Re: Timers and timing, was: MySQL Performance 6.0rc1

From: Daniel Eischen (deischen_at_freebsd.org)
Date: 10/29/05

  • Next message: Thomas Hurst: "Re: MySQL Performance 6.0rc1"
    Date: Sat, 29 Oct 2005 10:38:20 -0400 (EDT)
    To: David Xu <davidxu@freebsd.org>
    
    

    On Sat, 29 Oct 2005, David Xu wrote:

    > M. Warner Losh wrote:
    >
    > >Does this mean I can have a 1s wait, jump time back an hour and that
    > >the timeout will happen in a little under 1s?
    > >
    > >Warner
    > >
    > It is almost but not always, there is still a very small race window.

    POSIX also says that you are not guaranteed that your event
    occurred when you wake up (false wakeup) and that you should
    check for the event after waking up.

    Speaking of interfaces for time, Solaris has gethrtime() and
    gethrvtime():

      http://docs.sun.com/app/docs/doc/817-0692/6mgfnkuga?q=gethrtime&a=view

        The gethrtime() function returns the current high-resolution
        real time. Time is expressed as nanoseconds since some
        arbitrary time in the past; it is not correlated in any way to
        the time of day, and thus is not subject to resetting or
        drifting by way of adjtime(2) or settimeofday(3C). The hi-res
        timer is ideally suited to performance measurement tasks, where
        cheap, accurate interval timing is required.

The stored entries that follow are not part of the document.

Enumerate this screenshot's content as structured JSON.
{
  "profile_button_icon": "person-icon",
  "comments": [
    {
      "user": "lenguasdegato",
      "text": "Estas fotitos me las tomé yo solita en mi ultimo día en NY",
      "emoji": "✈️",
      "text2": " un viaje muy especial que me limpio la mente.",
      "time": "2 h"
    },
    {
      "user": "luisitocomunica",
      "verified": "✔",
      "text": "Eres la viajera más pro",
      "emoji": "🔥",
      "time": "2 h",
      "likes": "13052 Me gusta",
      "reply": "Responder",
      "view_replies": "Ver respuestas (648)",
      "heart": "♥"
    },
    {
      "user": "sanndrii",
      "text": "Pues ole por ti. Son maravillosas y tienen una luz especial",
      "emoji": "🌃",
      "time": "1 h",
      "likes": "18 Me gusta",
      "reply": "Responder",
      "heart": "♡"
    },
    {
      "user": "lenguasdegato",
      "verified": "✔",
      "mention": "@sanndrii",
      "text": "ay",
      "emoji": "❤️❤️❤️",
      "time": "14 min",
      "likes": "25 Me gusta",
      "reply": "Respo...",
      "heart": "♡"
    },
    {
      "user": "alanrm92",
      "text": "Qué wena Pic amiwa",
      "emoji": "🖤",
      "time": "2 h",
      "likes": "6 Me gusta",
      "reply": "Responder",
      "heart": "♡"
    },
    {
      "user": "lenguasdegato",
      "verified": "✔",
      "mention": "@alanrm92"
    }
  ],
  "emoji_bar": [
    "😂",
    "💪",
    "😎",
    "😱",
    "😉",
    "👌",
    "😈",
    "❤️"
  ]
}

        The gethrvtime() function returns the current high-resolution
        LWP virtual time, expressed as total nanoseconds of execution
        time. This function requires that micro state accounting be
        enabled with the ptime utility (see proc(1)).

        The gethrtime() and gethrvtime() functions both return an
        hrtime_t, which is a 64-bit (long long) signed integer.

    We've been using gethrtime() for timestamps in our Solaris
    applications for several years. As an API, the autoconf
    scripts might already detect it.